Why Citadel is increasing its Nvidia stake: The core of AI infrastructure
From my perspective, Citadel’s expanding investment in Nvidia shows Griffin’s belief that the future of computing will be shaped less by software creators and more by those who own the underlying infrastructure.
In recent years, Nvidia has become the leading provider of high-performance computing hardware. Its GPUs are now essential for powering everything from large language models (LLMs) and self-driving technology to advanced robotics.
Nvidia’s strength goes beyond its hardware—it’s also about its ecosystem.
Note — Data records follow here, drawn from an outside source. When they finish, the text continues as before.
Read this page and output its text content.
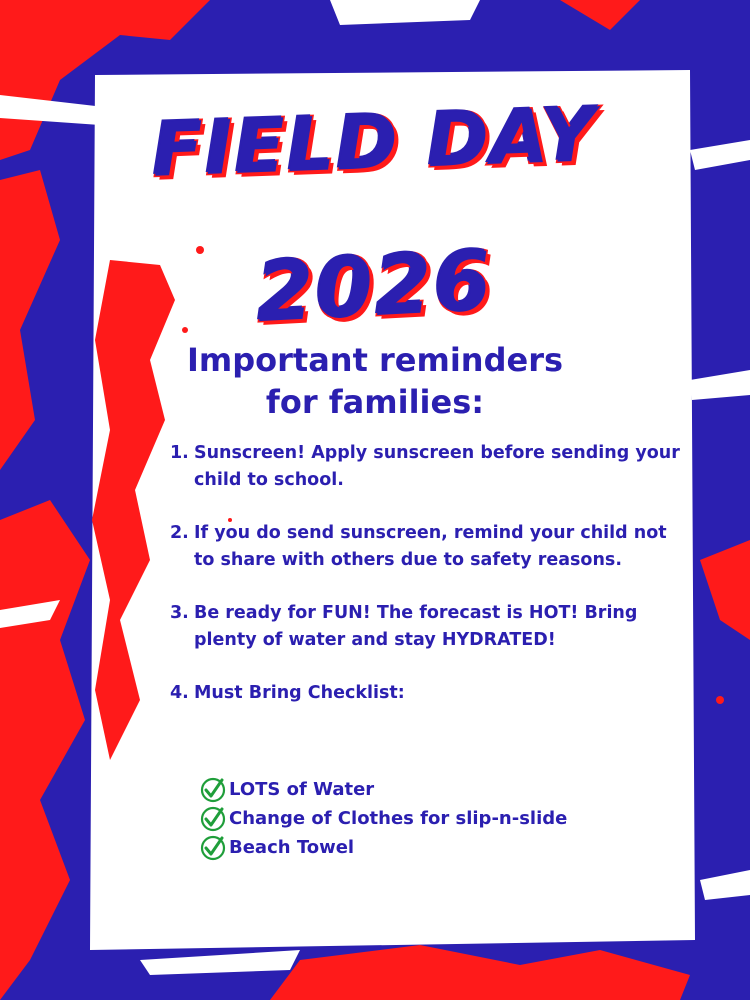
FIELD DAY
2026
Important reminders
for families:
1. Sunscreen! Apply sunscreen before sending your child to school.
2. If you do send sunscreen, remind your child not to share with others due to safety reasons.
3. Be ready for FUN! The forecast is HOT! Bring plenty of water and stay HYDRATED!
4. Must Bring Checklist:
LOTS of Water
Change of Clothes for slip-n-slide
Beach Towel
The company’s CUDA software platform has created a significant competitive barrier, making it difficult for others to compete on the same level.
Citadel’s growing Nvidia position is supported by several key trends:
- Hyperscaler investment: Major cloud providers like Microsoft, Amazon, and Alphabet are pouring hundreds of billions of dollars each year into expanding their data center infrastructure.
- Strategic partnerships: Nvidia’s collaborations with OpenAI, Intel, and Oracle are just beginning to show their full potential.
- Continuous innovation: Upcoming GPU lines such as Blackwell Ultra and Rubin will further strengthen Nvidia’s technological edge and support its ongoing growth.
Although Nvidia’s shares also command a high valuation, its long-term growth prospects are unmatched. As both private and public sectors accelerate their AI infrastructure investments, Nvidia remains the essential backbone of this new era.
A lesson in portfolio adaptation
Griffin’s recent trades represent a thoughtful shift within the AI investment theme, not a withdrawal. By reducing exposure to Palantir and increasing his Nvidia holdings, Citadel is positioning itself to benefit from the next phase of AI-driven returns.
The main message for investors: Avoid chasing popular trends or following short-term momentum. Instead, focus on anticipating where capital will flow next. Griffin isn’t stepping away from AI; he’s adjusting his strategy to favor the foundational companies enabling its growth.
In my opinion, Griffin sees Palantir’s growth story reaching a more mature stage, while Nvidia’s potential is still expanding.